3. Brecho Bem te Quer
Still in São Paulo, Bem te Quer has black entrepreneurship in its vein. The masks follow the trend of bright colors and are produced with exact measures to ensure effectiveness. Deliveries take place all over Brazil by mail.
4. Lassana Moda
Pernambuco is one of the states with the highest number of coronavirus cases in Brazil.
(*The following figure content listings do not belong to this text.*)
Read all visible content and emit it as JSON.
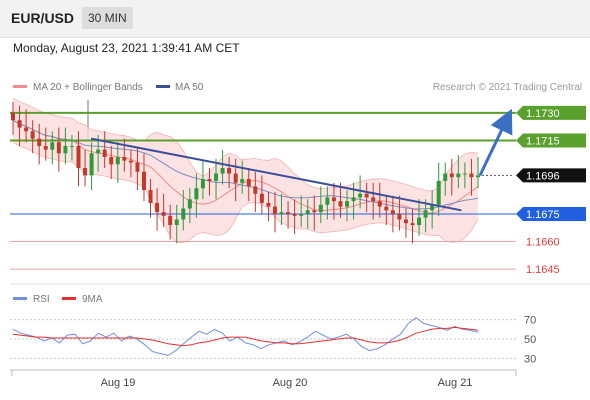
{
  "header": {
    "pair": "EUR/USD",
    "timeframe": "30 MIN"
  },
  "date_text": "Monday, August 23, 2021 1:39:41 AM CET",
  "colors": {
    "resistance": "#5aa02c",
    "support": "#1f5fe0",
    "target_red": "#e33b3b",
    "trend": "#3a4f9a",
    "price_tag": "#111111",
    "bollinger": "#f5a3a3",
    "ma50": "#3a4f9a",
    "rsi": "#6f8fe0",
    "rsi_ma": "#e03030",
    "bull": "#2e9b3a",
    "bear": "#c0392b"
  },
  "chart_data": [
    {
      "type": "candlestick",
      "legend": [
        {
          "label": "MA 20 + Bollinger Bands",
          "color": "#f08c8c"
        },
        {
          "label": "MA 50",
          "color": "#3a4f9a"
        }
      ],
      "credit": "Research © 2021 Trading Central",
      "ylim": [
        1.1638,
        1.1737
      ],
      "x_ticks": [
        "Aug 19",
        "Aug 20",
        "Aug 21"
      ],
      "levels": [
        {
          "value": 1.173,
          "label": "1.1730",
          "kind": "resistance"
        },
        {
          "value": 1.1715,
          "label": "1.1715",
          "kind": "resistance"
        },
        {
          "value": 1.1696,
          "label": "1.1696",
          "kind": "price"
        },
        {
          "value": 1.1675,
          "label": "1.1675",
          "kind": "support"
        },
        {
          "value": 1.166,
          "label": "1.1660",
          "kind": "target"
        },
        {
          "value": 1.1645,
          "label": "1.1645",
          "kind": "target"
        }
      ],
      "closes": [
        1.1726,
        1.1722,
        1.172,
        1.1716,
        1.1712,
        1.171,
        1.1714,
        1.1708,
        1.1712,
        1.1712,
        1.17,
        1.1696,
        1.1708,
        1.171,
        1.1706,
        1.1702,
        1.1706,
        1.1704,
        1.1703,
        1.1698,
        1.1688,
        1.1681,
        1.1676,
        1.1674,
        1.1669,
        1.1672,
        1.1678,
        1.1683,
        1.1689,
        1.1694,
        1.1693,
        1.1697,
        1.17,
        1.1697,
        1.1692,
        1.1694,
        1.169,
        1.1686,
        1.1681,
        1.1679,
        1.1675,
        1.1676,
        1.1675,
        1.1674,
        1.1675,
        1.1677,
        1.1676,
        1.168,
        1.1684,
        1.1682,
        1.1679,
        1.1682,
        1.1684,
        1.1686,
        1.1684,
        1.1682,
        1.1679,
        1.1677,
        1.1675,
        1.1672,
        1.167,
        1.1669,
        1.1673,
        1.1677,
        1.168,
        1.1693,
        1.1697,
        1.1695,
        1.1697,
        1.1697,
        1.1695,
        1.1696
      ],
      "trendline": [
        [
          0,
          1.1716
        ],
        [
          70,
          1.1677
        ]
      ],
      "forecast_arrow": [
        [
          71,
          1.1696
        ],
        [
          77,
          1.173
        ]
      ]
    },
    {
      "type": "line",
      "legend": [
        {
          "label": "RSI",
          "color": "#6f8fe0"
        },
        {
          "label": "9MA",
          "color": "#e03030"
        }
      ],
      "ylim": [
        20,
        80
      ],
      "y_ticks": [
        {
          "value": 70,
          "label": "70"
        },
        {
          "value": 50,
          "label": "50"
        },
        {
          "value": 30,
          "label": "30"
        }
      ],
      "series": [
        {
          "name": "RSI",
          "values": [
            60,
            56,
            54,
            52,
            48,
            51,
            46,
            54,
            55,
            45,
            48,
            56,
            52,
            56,
            48,
            53,
            50,
            44,
            37,
            35,
            33,
            38,
            45,
            52,
            58,
            55,
            60,
            56,
            48,
            52,
            46,
            44,
            40,
            44,
            46,
            48,
            44,
            47,
            52,
            58,
            54,
            50,
            52,
            55,
            50,
            42,
            38,
            40,
            44,
            50,
            55,
            66,
            72,
            66,
            64,
            62,
            59,
            63,
            60,
            59,
            57
          ]
        },
        {
          "name": "9MA",
          "values": [
            55,
            54,
            53,
            52,
            52,
            51,
            51,
            51,
            51,
            51,
            51,
            51,
            51,
            51,
            51,
            51,
            51,
            50,
            49,
            47,
            45,
            44,
            43,
            44,
            46,
            47,
            49,
            51,
            52,
            52,
            52,
            50,
            48,
            47,
            46,
            46,
            45,
            45,
            46,
            47,
            48,
            49,
            50,
            51,
            51,
            49,
            47,
            46,
            46,
            47,
            49,
            52,
            56,
            58,
            60,
            61,
            61,
            62,
            61,
            60,
            59
          ]
        }
      ]
    }
  ]
}
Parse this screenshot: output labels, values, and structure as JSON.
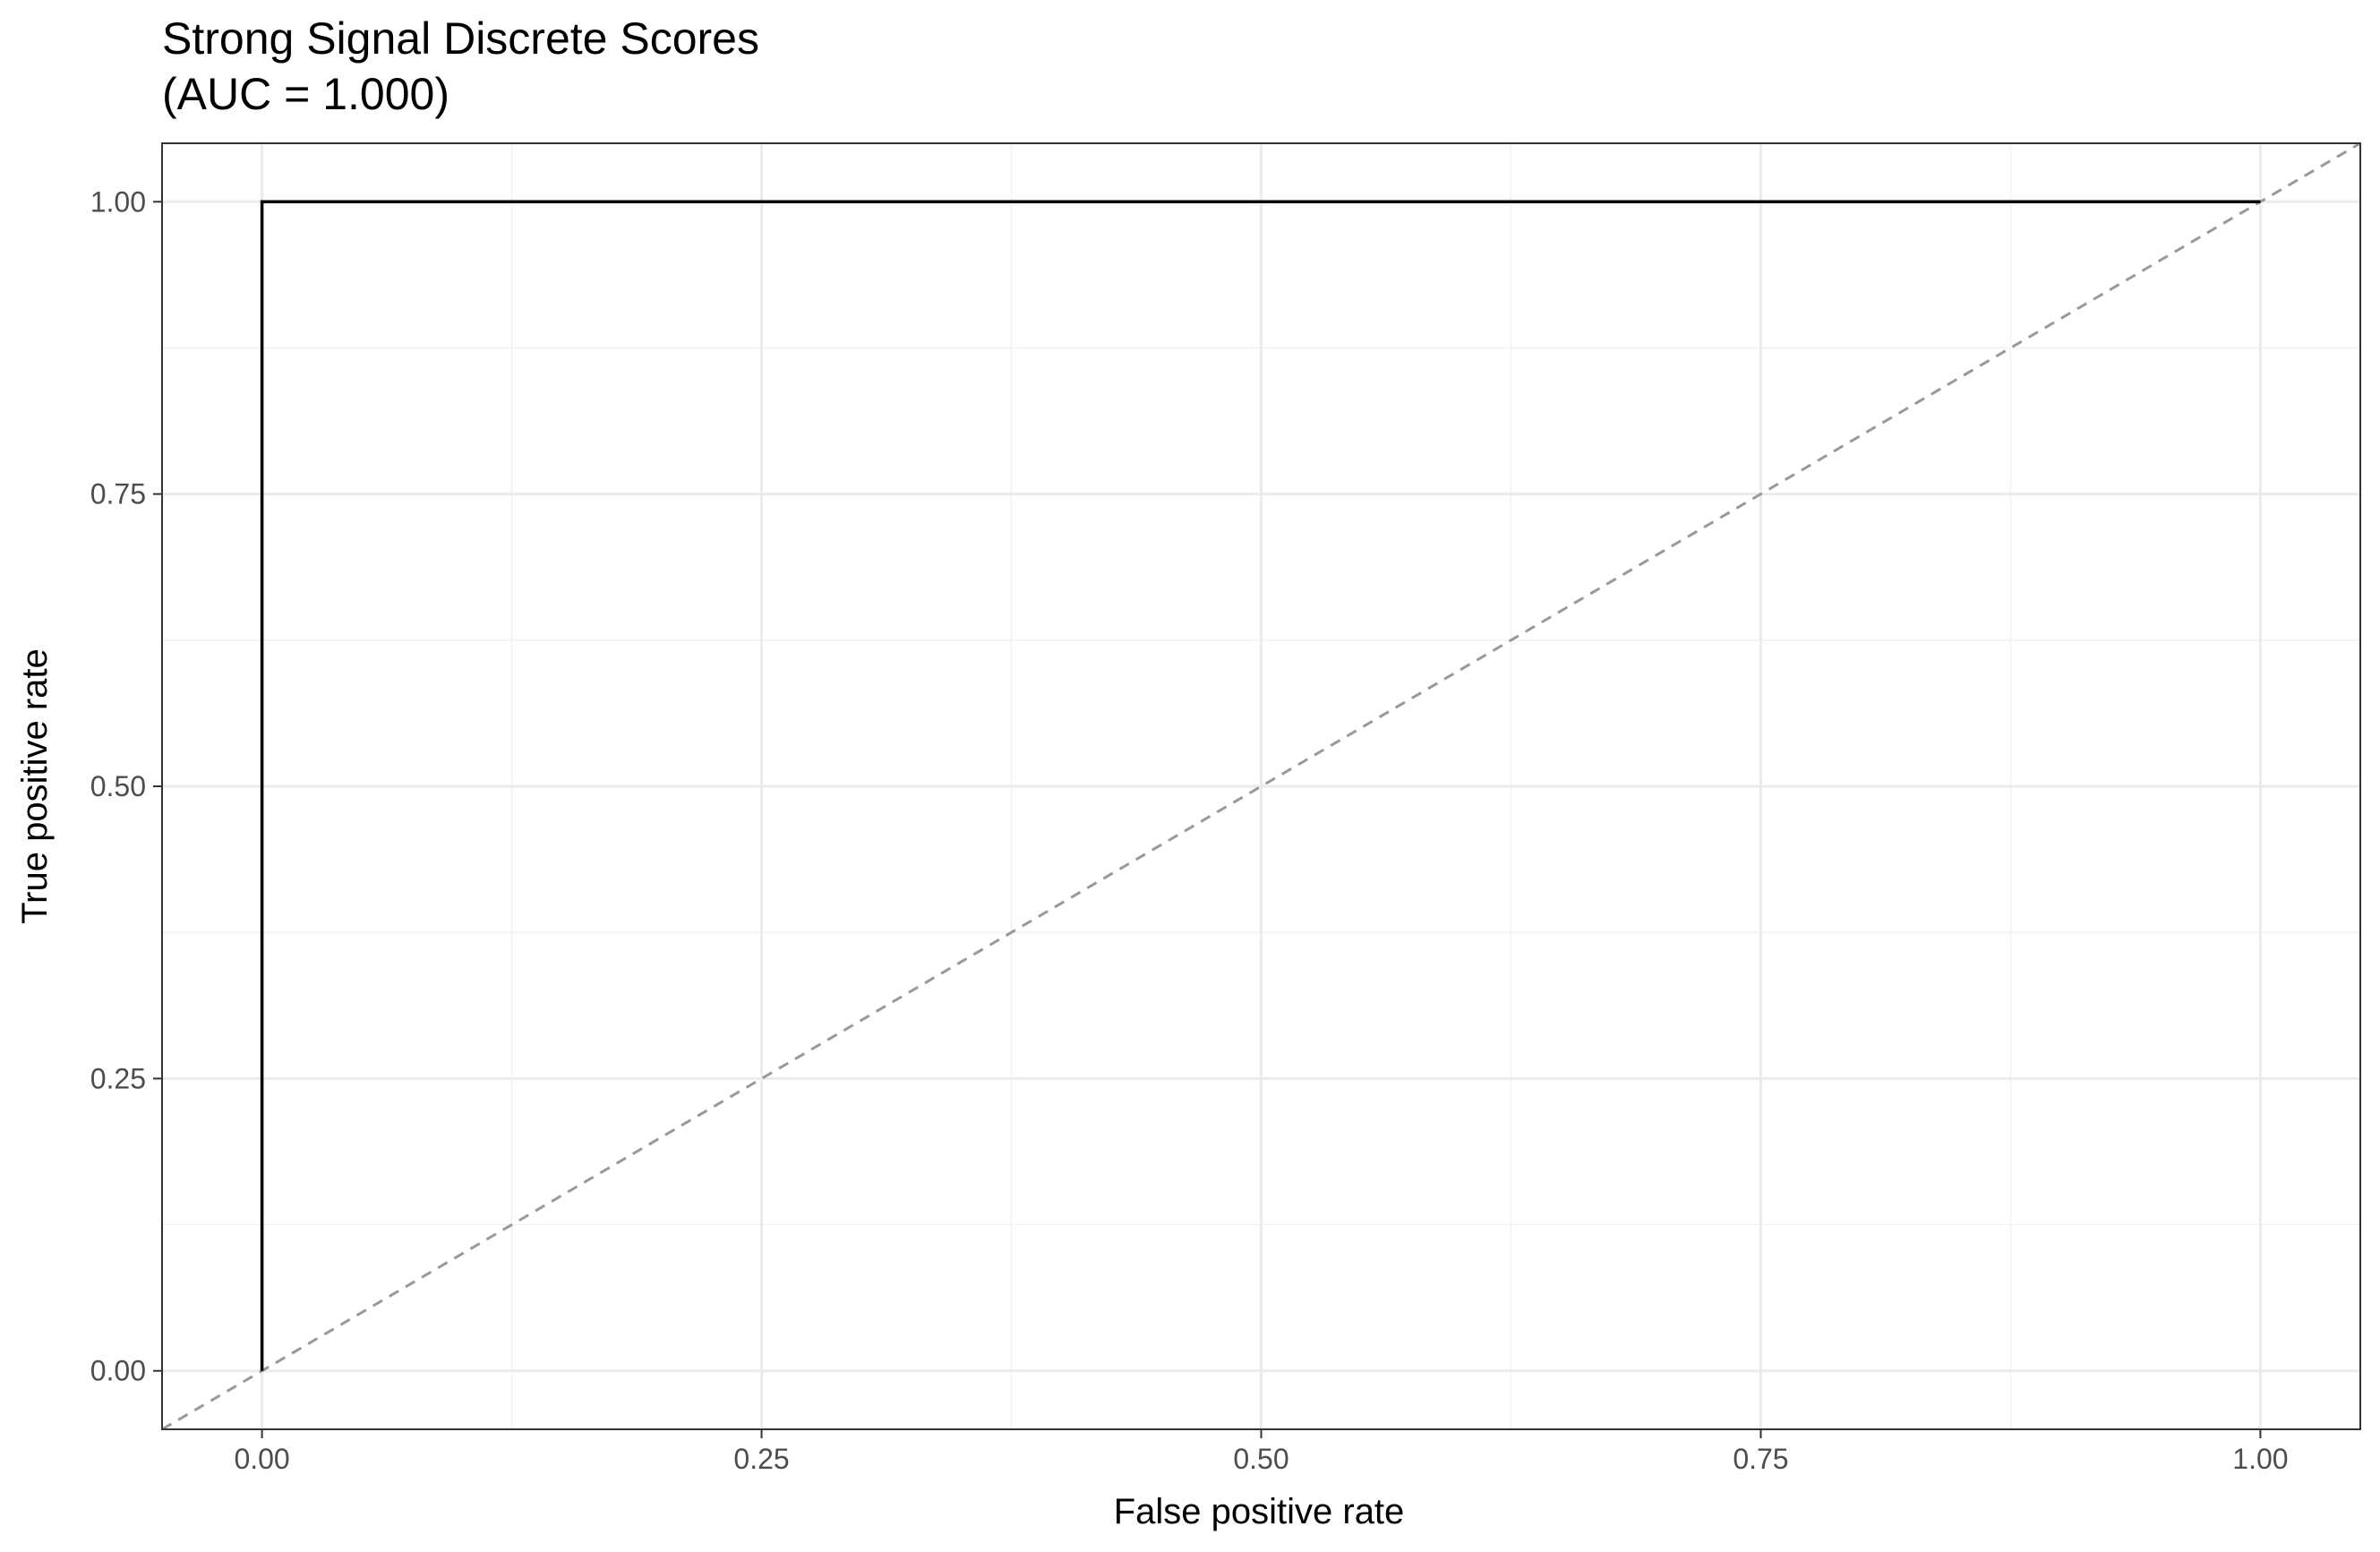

Protection, therefore, is more indispensable than ever. Lassana Moda masks are made by an immigrant from Senegal and can be used for up to a maximum of 2 hours. The models use 100% African cotton fabric in yellow, pink, red, green, blue, white and black. Each model costs BRL $ 7. Detail, the masks are double-sided.
5. Atelier Araka
A curious phenomenon that you may have noticed is that many people who used to make clothes are now producing masks. In Rio Grande do Norte, Ateliê Araka, specialized in the production of clothes used in black religions in Brazil, opened the making of masks. Models with double layer and 100% cotton fabric cost BRL $ 10.
You can learn about other types of masks, in addition to the kit values in the brand’s inbox. What you can’t do is go out on the streets without protection.
The brand inspired by street wear in Rio de Janeiro launched a promotion. ‘Vida pela Vida’ works like this: when buying an ANKH t-shirt with the key to life, the customer receives a gift mask. The piece is sold for BRL $ 59.90.
The Santa Catarina brand specialized in African fabrics has special models for children. The models are inspired by symbols of African culture, such as the baobab tree. Each is sold for BRL $ 5.